Game capture seems to be a common event within wildlife management. Areas that are fenced off (doesn’t matter how big they are) can only take a certain number of individuals of a certain species. Why? Well imagine all the zebras in the world confined to a single space, eventually they would eat all the grass, drink all the water, have a gazillion babies and then they would start dying because there’s nothing else to eat, nothing else to drink, nowhere else to go. It’s quite dramatic I know, but you get the picture. Important part of the habitat or reserve management is the management of animal population that can have a great impact in the whole ecosystem.

So, after this introductory talk I was invited to go along an experience a true “game capture”. The day started early with a lot of previous threats, 430am we leave, be ready or fall behind. Once we arrived, we were told to jump on top of the containers, sit, watch and learn. You don’t want to be in the middle of stampede of wildebeest, zebras, horns and hooves. We all learned from Mufasa that’s not the place to be. The idea was to capture 20 zebras, 20 gnus and some impala.

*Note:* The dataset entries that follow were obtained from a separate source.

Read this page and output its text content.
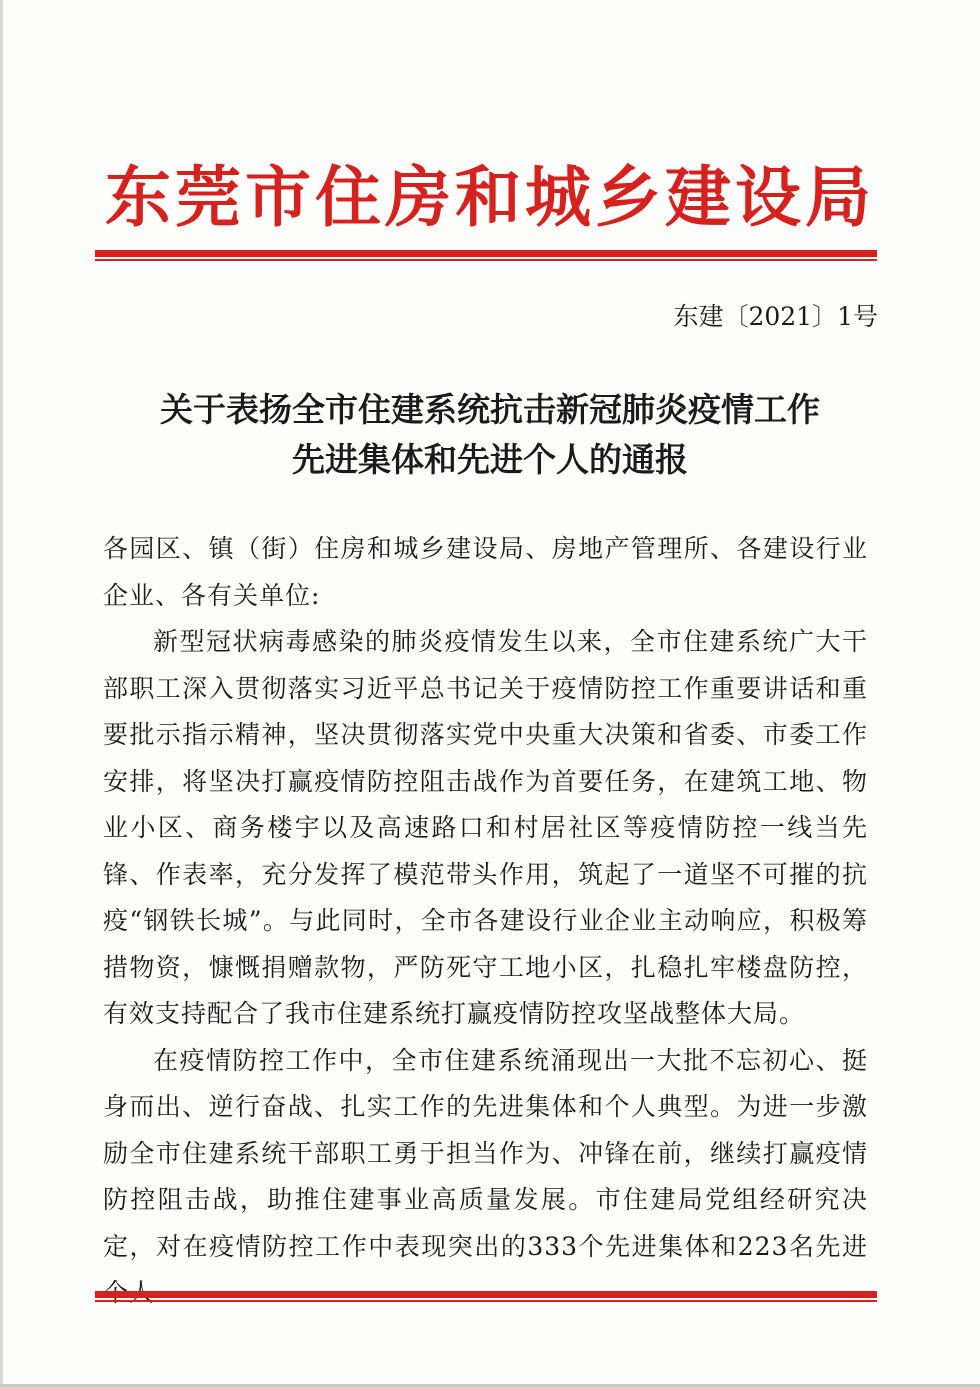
东莞市住房和城乡建设局
东建〔2021〕1号
关于表扬全市住建系统抗击新冠肺炎疫情工作
先进集体和先进个人的通报

各园区、镇（街）住房和城乡建设局、房地产管理所、各建设行业企业、各有关单位:

新型冠状病毒感染的肺炎疫情发生以来，全市住建系统广大干部职工深入贯彻落实习近平总书记关于疫情防控工作重要讲话和重要批示指示精神，坚决贯彻落实党中央重大决策和省委、市委工作安排，将坚决打赢疫情防控阻击战作为首要任务，在建筑工地、物业小区、商务楼宇以及高速路口和村居社区等疫情防控一线当先锋、作表率，充分发挥了模范带头作用，筑起了一道坚不可摧的抗疫“钢铁长城”。与此同时，全市各建设行业企业主动响应，积极筹措物资，慷慨捐赠款物，严防死守工地小区，扎稳扎牢楼盘防控，有效支持配合了我市住建系统打赢疫情防控攻坚战整体大局。

在疫情防控工作中，全市住建系统涌现出一大批不忘初心、挺身而出、逆行奋战、扎实工作的先进集体和个人典型。为进一步激励全市住建系统干部职工勇于担当作为、冲锋在前，继续打赢疫情防控阻击战，助推住建事业高质量发展。市住建局党组经研究决定，对在疫情防控工作中表现突出的333个先进集体和223名先进
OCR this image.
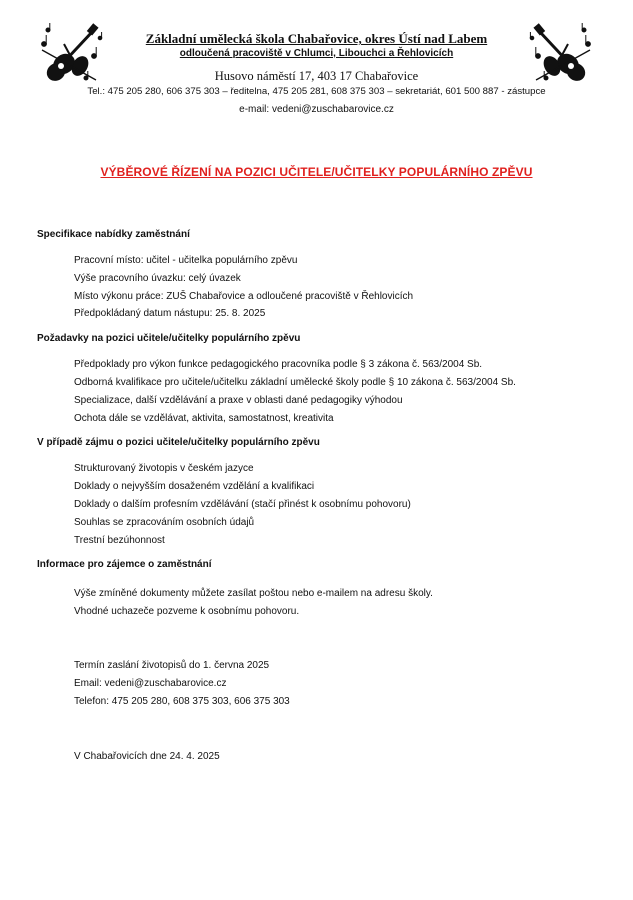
Základní umělecká škola Chabařovice, okres Ústí nad Labem
odloučená pracoviště v Chlumci, Libouchci a Řehlovicích
Husovo náměstí 17, 403 17 Chabařovice
Tel.: 475 205 280, 606 375 303 – ředitelna, 475 205 281, 608 375 303 – sekretariát, 601 500 887 - zástupce
e-mail: vedeni@zuschabarovice.cz
VÝBĚROVÉ ŘÍZENÍ NA POZICI UČITELE/UČITELKY POPULÁRNÍHO ZPĚVU
Specifikace nabídky zaměstnání
Pracovní místo: učitel - učitelka populárního zpěvu
Výše pracovního úvazku: celý úvazek
Místo výkonu práce: ZUŠ Chabařovice a odloučené pracoviště v Řehlovicích
Předpokládaný datum nástupu: 25. 8. 2025
Požadavky na pozici učitele/učitelky populárního zpěvu
Předpoklady pro výkon funkce pedagogického pracovníka podle § 3 zákona č. 563/2004 Sb.
Odborná kvalifikace pro učitele/učitelku základní umělecké školy podle § 10 zákona č. 563/2004 Sb.
Specializace, další vzdělávání a praxe v oblasti dané pedagogiky výhodou
Ochota dále se vzdělávat, aktivita, samostatnost, kreativita
V případě zájmu o pozici učitele/učitelky populárního zpěvu
Strukturovaný životopis v českém jazyce
Doklady o nejvyšším dosaženém vzdělání a kvalifikaci
Doklady o dalším profesním vzdělávání (stačí přinést k osobnímu pohovoru)
Souhlas se zpracováním osobních údajů
Trestní bezúhonnost
Informace pro zájemce o zaměstnání
Výše zmíněné dokumenty můžete zasílat poštou nebo e-mailem na adresu školy.
Vhodné uchazeče pozveme k osobnímu pohovoru.
Termín zaslání životopisů do 1. června 2025
Email: vedeni@zuschabarovice.cz
Telefon: 475 205 280, 608 375 303, 606 375 303
V Chabařovicích dne 24. 4. 2025
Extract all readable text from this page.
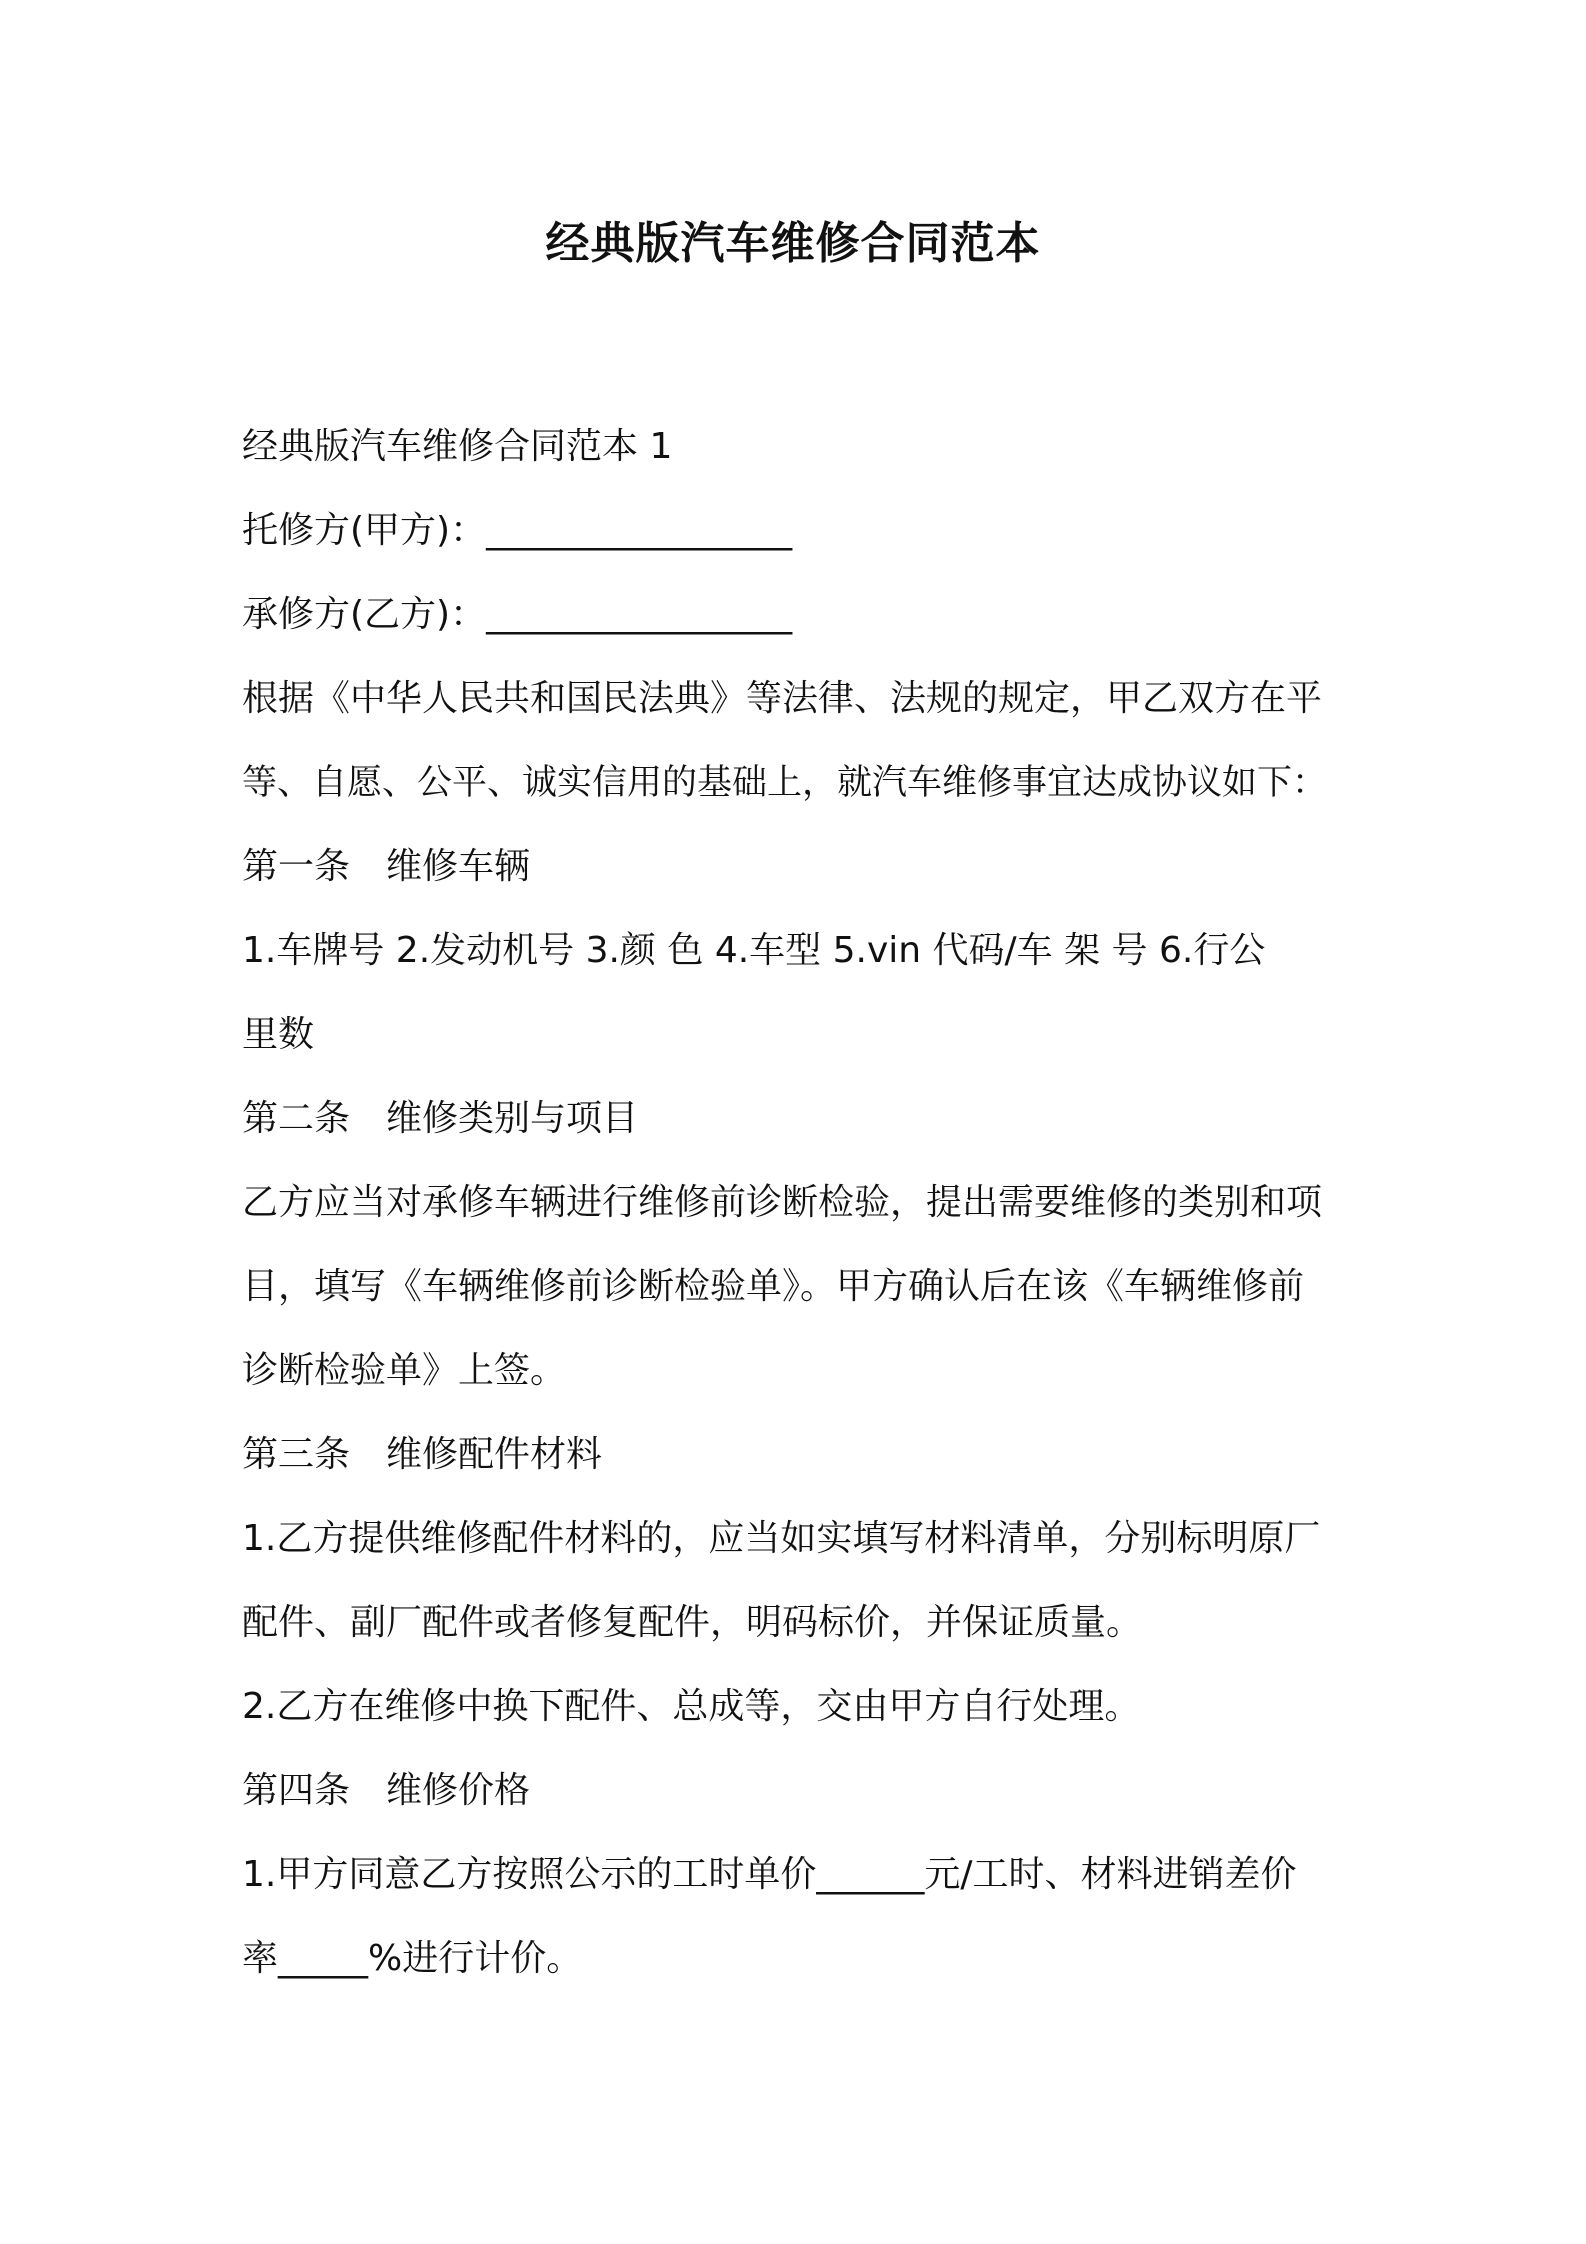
经典版汽车维修合同范本
经典版汽车维修合同范本 1
托修方(甲方)：_________________
承修方(乙方)：_________________
根据《中华人民共和国民法典》等法律、法规的规定，甲乙双方在平
等、自愿、公平、诚实信用的基础上，就汽车维修事宜达成协议如下：
第一条　维修车辆
1.车牌号 2.发动机号 3.颜 色 4.车型 5.vin 代码/车 架 号 6.行公
里数
第二条　维修类别与项目
乙方应当对承修车辆进行维修前诊断检验，提出需要维修的类别和项
目，填写《车辆维修前诊断检验单》。甲方确认后在该《车辆维修前
诊断检验单》上签。
第三条　维修配件材料
1.乙方提供维修配件材料的，应当如实填写材料清单，分别标明原厂
配件、副厂配件或者修复配件，明码标价，并保证质量。
2.乙方在维修中换下配件、总成等，交由甲方自行处理。
第四条　维修价格
1.甲方同意乙方按照公示的工时单价______元/工时、材料进销差价
率_____%进行计价。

So, how does it actually work?


The end of the funnel tunnel

Somewhere in the bush a funnel like structure is created using long sheets of canvas. This structure is set a few days before the capture takes places and it’s about 50m wide at the top. Getting the animals to run in is the best part, hello helicopter and sexy bush pilots!

The entrance of the structure is technologically demarcated by a white flag (easy to see from the sky), and as the helicopter herds the animal someone runs across and closes one of the “sliding” doors of the different funnel stages, forcing animals to carry on going forwards to where the trucks are waiting. Once the zebras and gnus got on the trucks, there are magic doors on top where we stand. They get opened and using a long stick with a needle, all animals are injected with a tranquilizer for the road, making life less stressful. The downside to all this operation is that sometimes due to stress mothers abandon young ones. These type of orphans are often the ones that end up being raised by a benevolent farmer soul or get sent to a wildlife rehab center.


My life for stripes

Zebras are… well pfff incredibly beautiful. The foals.. don’t get me started. Seeing them all together from above finally made me understand why they say that every zebra patter is as unique as a fingerprint. It’s like opening your eyes. It’s obvious, no two are alike.


The hoofed chaos

Gnus or wildebeest as they are called here… aren’t as pretty. After seeing them run in a chaos of dust and horns you understand why their stampede was the one chosen in the Lion King. One starts running, then the next, the next one and it’s madness. Horns against horns, tangle of legs, horns and hooves together.

Au revoir 4 legged ones. Enjoy your new home!